Un nouveau pas vient d’être franchi lors de leur 5ème sommet qui s’est tenu à Durban les 26 et 27 Mars, par le renforcement de leurs partenariats dans différents secteurs de développement et le lancement d’une idée de banque mondiale complètement indépendante de l’UE et des USA. En attendant cette banque mondiale bis, des mécanismes de transfert (swap) de devises ont pu être mis en place entre les banques centrales de certains des partenaires. Une manière de s’affranchir des devises étrangères pour toutes les transactions entre les signataires. Dans l’ensemble, tout est fait pour créer des mécanismes internes au groupe qui leur permettront de booster leurs économies et leurs investissements. L’Afrique du Sud semble, pour la première fois, être vue concrètement comme une tête de pont pour une participation conjointe des cinq au développement de l’Afrique dans son ensemble, dans une approche plus globale. Il apparait également, à travers les discours des uns et des autres, une volonté d’entente commune au sein des organismes internationaux. Leur objectif affiché et clairement exprimé est de remettre la légalité internationale au sein des relations entre états, pour garantir la souveraineté des peuples. Pour eux, la prospérité mondiale passe par des rapports d’égal à égal entre les nations.

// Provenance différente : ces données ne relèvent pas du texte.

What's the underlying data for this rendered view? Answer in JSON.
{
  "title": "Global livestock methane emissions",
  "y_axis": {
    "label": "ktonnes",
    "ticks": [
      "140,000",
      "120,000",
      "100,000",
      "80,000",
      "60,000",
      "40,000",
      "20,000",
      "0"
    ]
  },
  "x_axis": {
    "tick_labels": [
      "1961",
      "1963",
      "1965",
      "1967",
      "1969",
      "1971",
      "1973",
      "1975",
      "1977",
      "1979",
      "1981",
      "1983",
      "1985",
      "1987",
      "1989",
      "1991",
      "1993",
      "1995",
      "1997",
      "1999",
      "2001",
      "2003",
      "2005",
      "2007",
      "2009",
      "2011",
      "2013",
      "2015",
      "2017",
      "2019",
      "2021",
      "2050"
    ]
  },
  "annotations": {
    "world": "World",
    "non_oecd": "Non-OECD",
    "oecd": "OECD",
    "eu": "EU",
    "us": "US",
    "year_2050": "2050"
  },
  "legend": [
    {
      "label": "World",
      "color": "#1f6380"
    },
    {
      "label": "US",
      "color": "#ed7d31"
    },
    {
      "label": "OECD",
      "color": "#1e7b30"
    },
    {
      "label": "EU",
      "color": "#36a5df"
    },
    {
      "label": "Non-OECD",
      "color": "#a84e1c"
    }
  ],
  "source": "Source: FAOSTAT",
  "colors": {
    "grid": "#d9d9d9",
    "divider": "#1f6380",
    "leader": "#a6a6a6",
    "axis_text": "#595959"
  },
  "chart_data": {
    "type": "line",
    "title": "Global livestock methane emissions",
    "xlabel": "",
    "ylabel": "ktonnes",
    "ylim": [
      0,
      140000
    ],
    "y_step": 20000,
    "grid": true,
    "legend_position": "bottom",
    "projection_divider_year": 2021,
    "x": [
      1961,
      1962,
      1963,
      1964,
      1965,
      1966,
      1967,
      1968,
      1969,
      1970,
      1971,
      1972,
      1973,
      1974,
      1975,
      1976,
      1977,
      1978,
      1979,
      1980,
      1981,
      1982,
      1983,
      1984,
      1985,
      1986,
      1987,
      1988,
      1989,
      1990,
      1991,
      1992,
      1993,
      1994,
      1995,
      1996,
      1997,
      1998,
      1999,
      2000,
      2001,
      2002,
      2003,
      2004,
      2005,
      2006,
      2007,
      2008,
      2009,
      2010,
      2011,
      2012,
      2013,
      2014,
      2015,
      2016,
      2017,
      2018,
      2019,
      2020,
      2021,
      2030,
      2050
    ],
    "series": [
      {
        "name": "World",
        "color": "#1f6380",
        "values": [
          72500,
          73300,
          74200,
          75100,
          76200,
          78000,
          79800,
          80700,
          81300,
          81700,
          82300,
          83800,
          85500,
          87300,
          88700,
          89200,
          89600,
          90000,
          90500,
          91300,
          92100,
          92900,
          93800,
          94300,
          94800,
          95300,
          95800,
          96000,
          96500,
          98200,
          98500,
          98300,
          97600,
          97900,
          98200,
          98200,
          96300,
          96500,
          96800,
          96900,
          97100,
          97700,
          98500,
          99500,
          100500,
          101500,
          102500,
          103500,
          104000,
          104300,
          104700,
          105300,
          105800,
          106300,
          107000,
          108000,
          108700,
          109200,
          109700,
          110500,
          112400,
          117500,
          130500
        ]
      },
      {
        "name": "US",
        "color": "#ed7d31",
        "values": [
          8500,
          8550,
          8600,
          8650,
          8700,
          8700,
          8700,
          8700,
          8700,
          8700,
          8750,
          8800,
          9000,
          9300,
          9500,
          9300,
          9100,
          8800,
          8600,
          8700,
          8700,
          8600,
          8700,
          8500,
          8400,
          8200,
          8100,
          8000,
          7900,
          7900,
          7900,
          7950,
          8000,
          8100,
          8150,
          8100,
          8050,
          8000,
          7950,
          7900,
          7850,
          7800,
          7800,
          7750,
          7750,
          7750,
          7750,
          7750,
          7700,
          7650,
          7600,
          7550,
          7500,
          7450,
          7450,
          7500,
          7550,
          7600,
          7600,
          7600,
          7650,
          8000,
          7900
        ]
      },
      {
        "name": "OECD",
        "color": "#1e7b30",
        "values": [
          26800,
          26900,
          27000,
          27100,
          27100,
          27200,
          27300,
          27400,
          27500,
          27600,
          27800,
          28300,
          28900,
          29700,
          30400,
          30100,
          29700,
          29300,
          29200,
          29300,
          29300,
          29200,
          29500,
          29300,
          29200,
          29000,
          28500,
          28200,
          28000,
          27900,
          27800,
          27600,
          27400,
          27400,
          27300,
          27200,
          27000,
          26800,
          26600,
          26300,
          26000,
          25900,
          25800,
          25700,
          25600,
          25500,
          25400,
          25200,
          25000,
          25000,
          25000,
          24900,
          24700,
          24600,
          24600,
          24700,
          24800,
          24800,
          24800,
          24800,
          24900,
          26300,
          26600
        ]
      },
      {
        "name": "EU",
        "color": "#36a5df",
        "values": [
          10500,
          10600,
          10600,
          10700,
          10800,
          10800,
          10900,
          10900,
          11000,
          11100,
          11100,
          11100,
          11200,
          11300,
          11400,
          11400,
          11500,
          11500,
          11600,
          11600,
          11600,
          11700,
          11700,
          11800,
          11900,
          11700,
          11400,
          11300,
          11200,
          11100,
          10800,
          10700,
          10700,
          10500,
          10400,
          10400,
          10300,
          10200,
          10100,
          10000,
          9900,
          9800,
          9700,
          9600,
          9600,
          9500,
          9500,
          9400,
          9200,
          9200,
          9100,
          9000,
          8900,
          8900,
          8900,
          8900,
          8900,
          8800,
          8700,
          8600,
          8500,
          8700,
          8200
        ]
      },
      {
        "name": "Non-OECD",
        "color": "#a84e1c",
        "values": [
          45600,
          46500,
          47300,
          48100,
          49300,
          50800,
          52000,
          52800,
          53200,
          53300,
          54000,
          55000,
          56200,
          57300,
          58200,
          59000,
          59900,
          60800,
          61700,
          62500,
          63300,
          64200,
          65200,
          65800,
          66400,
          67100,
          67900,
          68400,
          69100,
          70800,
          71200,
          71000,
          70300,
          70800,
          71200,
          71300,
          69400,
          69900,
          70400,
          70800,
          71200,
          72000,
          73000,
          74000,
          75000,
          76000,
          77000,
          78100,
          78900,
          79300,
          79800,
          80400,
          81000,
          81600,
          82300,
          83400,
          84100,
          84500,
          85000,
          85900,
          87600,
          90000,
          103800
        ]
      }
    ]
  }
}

A Durban, c’est un bloc qui s’affirme. Ses membres répètent à l’envie que leur bloc n’est dirigé contre personne et n’a aucune visée hostile. C’est évident dans la mesure où leurs économies respectives sont totalement imbriquées avec les autres économies du monde. Mais à y regarder de plus près, les choses se présentent d’une tout autre manière. En effet, s’émanciper de l’ordre économique mondial, c’est s’émanciper de l’ordre occidental et donc l’affaiblir. Chercher à instaurer des rapports d’égal à égal entre les états, c’est saper toutes les bases hégémoniques de l’occident qui sont le fondement même de son économie. Dans un cas comme dans l’autre, les objectifs du nouveau bloc sont antagonistes des intérêts du bloc occidental. A terme, on risque de voir s’installer une rivalité bloc contre bloc, comme au bon vieux temps de l’URSS. C’est la nature même du bloc occidental qui le veut. Jusqu’ici, l’Occident n’a pu fonctionner que sur la base de ses acquis historiques caractérisée par l’hégémonie pour laquelle le dialogue d’égal à égal n’a pas sa place. Nécessité fait loi, telle a toujours été la règle, et personne ne s’y est jamais opposé. A moins d’un bouleversement modifiant les rapports internationaux, cette vision du monde ne risque pas de changer.
Si les pays du BRICS arrivent à leurs fins, ce sera le début d’une nouvelle ère de bras de fer. D’un côté il y aura ceux pour lesquels nécessité fait loi, et de l’autre les défenseurs de la loi internationale et rien que la loi internationale.